Ce développement fait suite à des controverses similaires en Saskatchewan et dans certaines régions des États-Unis, où les restrictions sur les livres ont fait l’objet de contestations juridiques. L’Association des enseignants de l’Alberta a accueilli favorablement la pause mais a souligné l’importance de l’autonomie professionnelle dans les milieux éducatifs.
« Les enseignants et les enseignants-bibliothécaires sont des professionnels formés qui sélectionnent déjà soigneusement des documents appropriés pour leurs élèves, » a déclaré le président de l’ATA, Jason Schilling. « Nous avons hâte de participer à une conversation plus réfléchie sur le soutien à l’apprentissage des élèves. »
Des sondages récents d’Angus Reid montrent que les Albertains sont presque également divisés sur la question, avec 48% soutenant une certaine forme de restrictions de contenu et 46% s’opposant à l’intervention gouvernementale dans les collections des bibliothèques. Les 6% restants se sont déclarés indécis.
Pour les communautés rurales, le débat revêt une importance supplémentaire. À Drumheller, la bibliothécaire scolaire Patricia McKenzie a répondu aux appels de parents inquiets des deux côtés.
« Certaines familles conduisent pendant 45 minutes juste pour accéder à notre bibliothèque, » m’a confié McKenzie lors d’une visite à son école la semaine dernière. « Si nous retirons des livres sur la puberté ou des romans qui traitent des thèmes du passage à l’âge adulte, où ces enfants obtiendront-ils ces informations? »
Le moment de ce changement de politique survient alors que le gouvernement Smith fait face à des critiques sur plusieurs fronts, notamment les temps d’attente dans les soins de santé et les changements proposés aux régimes de retraite. Les analystes politiques suggèrent que la pause de l’interdiction des livres pourrait représenter un repositionnement stratégique avant les discussions budgétaires de l’année prochaine.

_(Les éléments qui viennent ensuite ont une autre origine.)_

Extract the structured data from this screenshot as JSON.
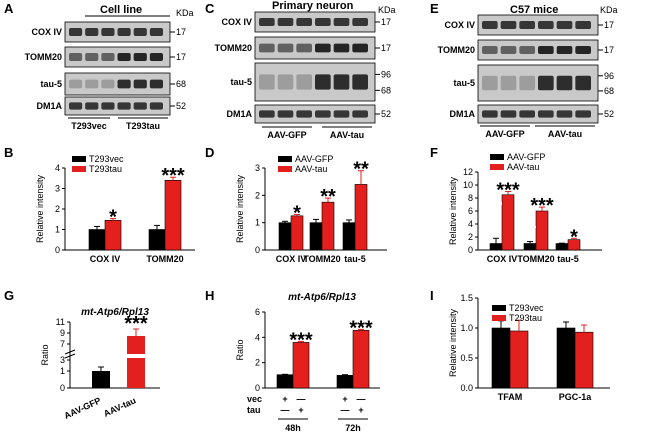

La politologue de l’Université de Calgary, Dre Melanee Thomas, y voit un schéma plus large. « Le gouvernement semble tester quelles questions de guerre culturelle trouvent un écho auprès de sa base sans aliéner les électeurs modérés, » a-t-elle expliqué. « Cette pause suggère qu’ils ont trouvé les limites de l’appétit du public pour cette approche particulière. »

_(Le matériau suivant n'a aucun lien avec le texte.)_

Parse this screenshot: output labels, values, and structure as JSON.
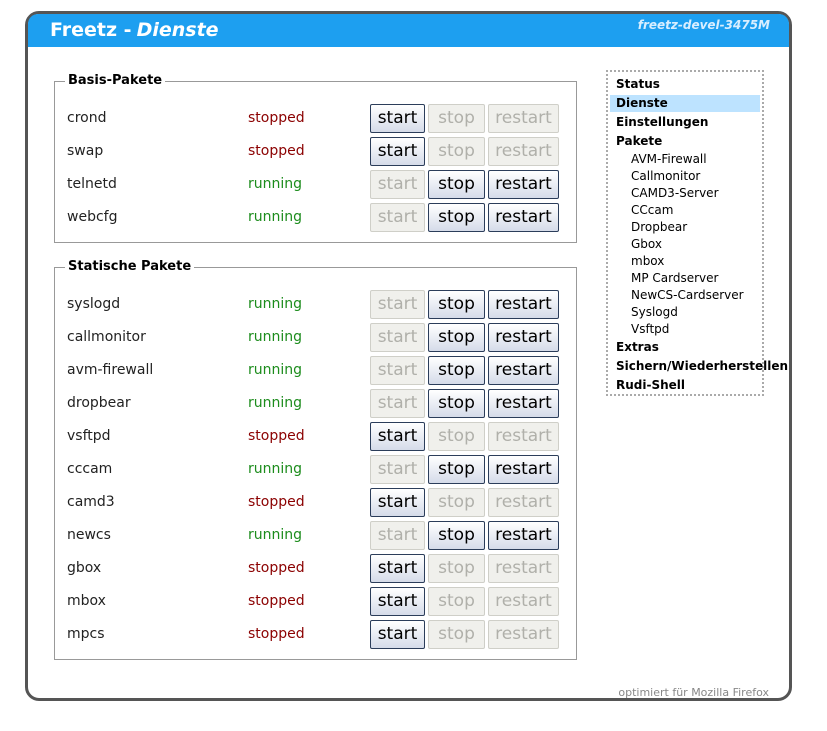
{
  "header": {
    "title": "Freetz -",
    "page": "Dienste",
    "host": "freetz-devel-3475M"
  },
  "buttons": [
    "start",
    "stop",
    "restart"
  ],
  "sections": [
    {
      "legend": "Basis-Pakete",
      "rows": [
        {
          "name": "crond",
          "status": "stopped",
          "enabled": [
            true,
            false,
            false
          ]
        },
        {
          "name": "swap",
          "status": "stopped",
          "enabled": [
            true,
            false,
            false
          ]
        },
        {
          "name": "telnetd",
          "status": "running",
          "enabled": [
            false,
            true,
            true
          ]
        },
        {
          "name": "webcfg",
          "status": "running",
          "enabled": [
            false,
            true,
            true
          ]
        }
      ]
    },
    {
      "legend": "Statische Pakete",
      "rows": [
        {
          "name": "syslogd",
          "status": "running",
          "enabled": [
            false,
            true,
            true
          ]
        },
        {
          "name": "callmonitor",
          "status": "running",
          "enabled": [
            false,
            true,
            true
          ]
        },
        {
          "name": "avm-firewall",
          "status": "running",
          "enabled": [
            false,
            true,
            true
          ]
        },
        {
          "name": "dropbear",
          "status": "running",
          "enabled": [
            false,
            true,
            true
          ]
        },
        {
          "name": "vsftpd",
          "status": "stopped",
          "enabled": [
            true,
            false,
            false
          ]
        },
        {
          "name": "cccam",
          "status": "running",
          "enabled": [
            false,
            true,
            true
          ]
        },
        {
          "name": "camd3",
          "status": "stopped",
          "enabled": [
            true,
            false,
            false
          ]
        },
        {
          "name": "newcs",
          "status": "running",
          "enabled": [
            false,
            true,
            true
          ]
        },
        {
          "name": "gbox",
          "status": "stopped",
          "enabled": [
            true,
            false,
            false
          ]
        },
        {
          "name": "mbox",
          "status": "stopped",
          "enabled": [
            true,
            false,
            false
          ]
        },
        {
          "name": "mpcs",
          "status": "stopped",
          "enabled": [
            true,
            false,
            false
          ]
        }
      ]
    }
  ],
  "menu": [
    {
      "label": "Status",
      "level": 0,
      "active": false
    },
    {
      "label": "Dienste",
      "level": 0,
      "active": true
    },
    {
      "label": "Einstellungen",
      "level": 0,
      "active": false
    },
    {
      "label": "Pakete",
      "level": 0,
      "active": false
    },
    {
      "label": "AVM-Firewall",
      "level": 1,
      "active": false
    },
    {
      "label": "Callmonitor",
      "level": 1,
      "active": false
    },
    {
      "label": "CAMD3-Server",
      "level": 1,
      "active": false
    },
    {
      "label": "CCcam",
      "level": 1,
      "active": false
    },
    {
      "label": "Dropbear",
      "level": 1,
      "active": false
    },
    {
      "label": "Gbox",
      "level": 1,
      "active": false
    },
    {
      "label": "mbox",
      "level": 1,
      "active": false
    },
    {
      "label": "MP Cardserver",
      "level": 1,
      "active": false
    },
    {
      "label": "NewCS-Cardserver",
      "level": 1,
      "active": false
    },
    {
      "label": "Syslogd",
      "level": 1,
      "active": false
    },
    {
      "label": "Vsftpd",
      "level": 1,
      "active": false
    },
    {
      "label": "Extras",
      "level": 0,
      "active": false
    },
    {
      "label": "Sichern/Wiederherstellen",
      "level": 0,
      "active": false
    },
    {
      "label": "Rudi-Shell",
      "level": 0,
      "active": false
    }
  ],
  "footer": "optimiert für Mozilla Firefox"
}
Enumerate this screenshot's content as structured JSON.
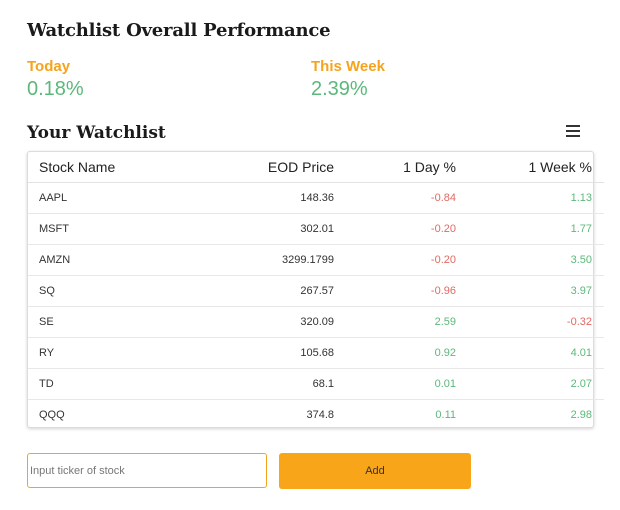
{
  "page": {
    "title": "Watchlist Overall Performance"
  },
  "performance": {
    "today_label": "Today",
    "today_value": "0.18%",
    "week_label": "This Week",
    "week_value": "2.39%"
  },
  "watchlist": {
    "title": "Your Watchlist",
    "menu_icon": "hamburger-menu-icon",
    "columns": [
      "Stock Name",
      "EOD Price",
      "1 Day %",
      "1 Week %"
    ],
    "rows": [
      {
        "name": "AAPL",
        "price": "148.36",
        "day": "-0.84",
        "week": "1.13"
      },
      {
        "name": "MSFT",
        "price": "302.01",
        "day": "-0.20",
        "week": "1.77"
      },
      {
        "name": "AMZN",
        "price": "3299.1799",
        "day": "-0.20",
        "week": "3.50"
      },
      {
        "name": "SQ",
        "price": "267.57",
        "day": "-0.96",
        "week": "3.97"
      },
      {
        "name": "SE",
        "price": "320.09",
        "day": "2.59",
        "week": "-0.32"
      },
      {
        "name": "RY",
        "price": "105.68",
        "day": "0.92",
        "week": "4.01"
      },
      {
        "name": "TD",
        "price": "68.1",
        "day": "0.01",
        "week": "2.07"
      },
      {
        "name": "QQQ",
        "price": "374.8",
        "day": "0.11",
        "week": "2.98"
      }
    ]
  },
  "add_form": {
    "input_placeholder": "Input ticker of stock",
    "input_value": "",
    "add_label": "Add"
  },
  "colors": {
    "accent": "#f9a51a",
    "positive": "#5cb87a",
    "negative": "#e06a63"
  }
}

Pour l’instant, les districts scolaires qui avaient déjà commencé à réviser leurs collections ont été avisés d’arrêter ce processus en attendant des directives supplémentaires du ministère. Le gouvernement promet des lignes directrices mises à jour avant la pause des fêtes d’hiver.

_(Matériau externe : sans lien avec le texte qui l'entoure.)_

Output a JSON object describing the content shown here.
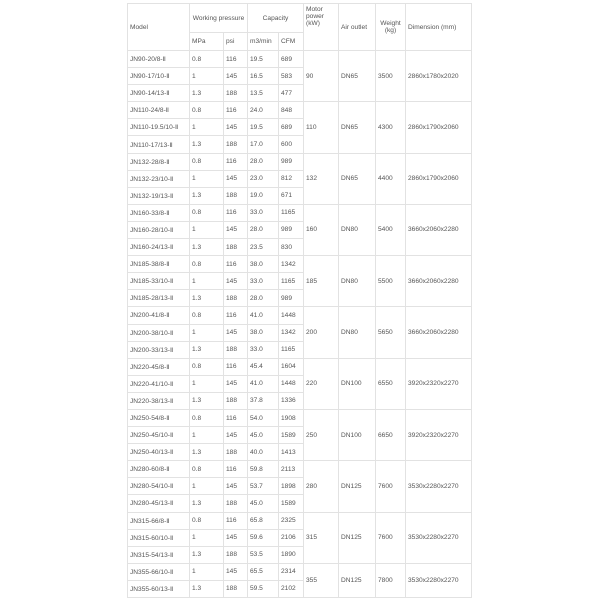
{
  "header": {
    "model": "Model",
    "working_pressure": "Working pressure",
    "capacity": "Capacity",
    "motor_power": "Motor power (kW)",
    "air_outlet": "Air outlet",
    "weight": "Weight (kg)",
    "dimension": "Dimension (mm)",
    "mpa": "MPa",
    "psi": "psi",
    "m3min": "m3/min",
    "cfm": "CFM"
  },
  "groups": [
    {
      "motor": "90",
      "outlet": "DN65",
      "weight": "3500",
      "dimension": "2860x1780x2020",
      "rows": [
        {
          "model": "JN90-20/8-Ⅱ",
          "mpa": "0.8",
          "psi": "116",
          "m3": "19.5",
          "cfm": "689"
        },
        {
          "model": "JN90-17/10-Ⅱ",
          "mpa": "1",
          "psi": "145",
          "m3": "16.5",
          "cfm": "583"
        },
        {
          "model": "JN90-14/13-Ⅱ",
          "mpa": "1.3",
          "psi": "188",
          "m3": "13.5",
          "cfm": "477"
        }
      ]
    },
    {
      "motor": "110",
      "outlet": "DN65",
      "weight": "4300",
      "dimension": "2860x1790x2060",
      "rows": [
        {
          "model": "JN110-24/8-Ⅱ",
          "mpa": "0.8",
          "psi": "116",
          "m3": "24.0",
          "cfm": "848"
        },
        {
          "model": "JN110-19.5/10-Ⅱ",
          "mpa": "1",
          "psi": "145",
          "m3": "19.5",
          "cfm": "689"
        },
        {
          "model": "JN110-17/13-Ⅱ",
          "mpa": "1.3",
          "psi": "188",
          "m3": "17.0",
          "cfm": "600"
        }
      ]
    },
    {
      "motor": "132",
      "outlet": "DN65",
      "weight": "4400",
      "dimension": "2860x1790x2060",
      "rows": [
        {
          "model": "JN132-28/8-Ⅱ",
          "mpa": "0.8",
          "psi": "116",
          "m3": "28.0",
          "cfm": "989"
        },
        {
          "model": "JN132-23/10-Ⅱ",
          "mpa": "1",
          "psi": "145",
          "m3": "23.0",
          "cfm": "812"
        },
        {
          "model": "JN132-19/13-Ⅱ",
          "mpa": "1.3",
          "psi": "188",
          "m3": "19.0",
          "cfm": "671"
        }
      ]
    },
    {
      "motor": "160",
      "outlet": "DN80",
      "weight": "5400",
      "dimension": "3660x2060x2280",
      "rows": [
        {
          "model": "JN160-33/8-Ⅱ",
          "mpa": "0.8",
          "psi": "116",
          "m3": "33.0",
          "cfm": "1165"
        },
        {
          "model": "JN160-28/10-Ⅱ",
          "mpa": "1",
          "psi": "145",
          "m3": "28.0",
          "cfm": "989"
        },
        {
          "model": "JN160-24/13-Ⅱ",
          "mpa": "1.3",
          "psi": "188",
          "m3": "23.5",
          "cfm": "830"
        }
      ]
    },
    {
      "motor": "185",
      "outlet": "DN80",
      "weight": "5500",
      "dimension": "3660x2060x2280",
      "rows": [
        {
          "model": "JN185-38/8-Ⅱ",
          "mpa": "0.8",
          "psi": "116",
          "m3": "38.0",
          "cfm": "1342"
        },
        {
          "model": "JN185-33/10-Ⅱ",
          "mpa": "1",
          "psi": "145",
          "m3": "33.0",
          "cfm": "1165"
        },
        {
          "model": "JN185-28/13-Ⅱ",
          "mpa": "1.3",
          "psi": "188",
          "m3": "28.0",
          "cfm": "989"
        }
      ]
    },
    {
      "motor": "200",
      "outlet": "DN80",
      "weight": "5650",
      "dimension": "3660x2060x2280",
      "rows": [
        {
          "model": "JN200-41/8-Ⅱ",
          "mpa": "0.8",
          "psi": "116",
          "m3": "41.0",
          "cfm": "1448"
        },
        {
          "model": "JN200-38/10-Ⅱ",
          "mpa": "1",
          "psi": "145",
          "m3": "38.0",
          "cfm": "1342"
        },
        {
          "model": "JN200-33/13-Ⅱ",
          "mpa": "1.3",
          "psi": "188",
          "m3": "33.0",
          "cfm": "1165"
        }
      ]
    },
    {
      "motor": "220",
      "outlet": "DN100",
      "weight": "6550",
      "dimension": "3920x2320x2270",
      "rows": [
        {
          "model": "JN220-45/8-Ⅱ",
          "mpa": "0.8",
          "psi": "116",
          "m3": "45.4",
          "cfm": "1604"
        },
        {
          "model": "JN220-41/10-Ⅱ",
          "mpa": "1",
          "psi": "145",
          "m3": "41.0",
          "cfm": "1448"
        },
        {
          "model": "JN220-38/13-Ⅱ",
          "mpa": "1.3",
          "psi": "188",
          "m3": "37.8",
          "cfm": "1336"
        }
      ]
    },
    {
      "motor": "250",
      "outlet": "DN100",
      "weight": "6650",
      "dimension": "3920x2320x2270",
      "rows": [
        {
          "model": "JN250-54/8-Ⅱ",
          "mpa": "0.8",
          "psi": "116",
          "m3": "54.0",
          "cfm": "1908"
        },
        {
          "model": "JN250-45/10-Ⅱ",
          "mpa": "1",
          "psi": "145",
          "m3": "45.0",
          "cfm": "1589"
        },
        {
          "model": "JN250-40/13-Ⅱ",
          "mpa": "1.3",
          "psi": "188",
          "m3": "40.0",
          "cfm": "1413"
        }
      ]
    },
    {
      "motor": "280",
      "outlet": "DN125",
      "weight": "7600",
      "dimension": "3530x2280x2270",
      "rows": [
        {
          "model": "JN280-60/8-Ⅱ",
          "mpa": "0.8",
          "psi": "116",
          "m3": "59.8",
          "cfm": "2113"
        },
        {
          "model": "JN280-54/10-Ⅱ",
          "mpa": "1",
          "psi": "145",
          "m3": "53.7",
          "cfm": "1898"
        },
        {
          "model": "JN280-45/13-Ⅱ",
          "mpa": "1.3",
          "psi": "188",
          "m3": "45.0",
          "cfm": "1589"
        }
      ]
    },
    {
      "motor": "315",
      "outlet": "DN125",
      "weight": "7600",
      "dimension": "3530x2280x2270",
      "rows": [
        {
          "model": "JN315-66/8-Ⅱ",
          "mpa": "0.8",
          "psi": "116",
          "m3": "65.8",
          "cfm": "2325"
        },
        {
          "model": "JN315-60/10-Ⅱ",
          "mpa": "1",
          "psi": "145",
          "m3": "59.6",
          "cfm": "2106"
        },
        {
          "model": "JN315-54/13-Ⅱ",
          "mpa": "1.3",
          "psi": "188",
          "m3": "53.5",
          "cfm": "1890"
        }
      ]
    },
    {
      "motor": "355",
      "outlet": "DN125",
      "weight": "7800",
      "dimension": "3530x2280x2270",
      "rows": [
        {
          "model": "JN355-66/10-Ⅱ",
          "mpa": "1",
          "psi": "145",
          "m3": "65.5",
          "cfm": "2314"
        },
        {
          "model": "JN355-60/13-Ⅱ",
          "mpa": "1.3",
          "psi": "188",
          "m3": "59.5",
          "cfm": "2102"
        }
      ]
    }
  ]
}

Alors que les parents se préparent pour la rentrée scolaire, cette pause offre un soulagement temporaire face à ce qui promettait d’être un processus de mise en œuvre chaotique. Reste à savoir si cela représente une véritable reconsidération de l’approche ou simplement un repli tactique.
Ce qui est clair, c’est que les Albertains restent profondément investis dans la conversation sur ce qui appartient aux rayons des bibliothèques scolaires – et qui devrait prendre ces décisions.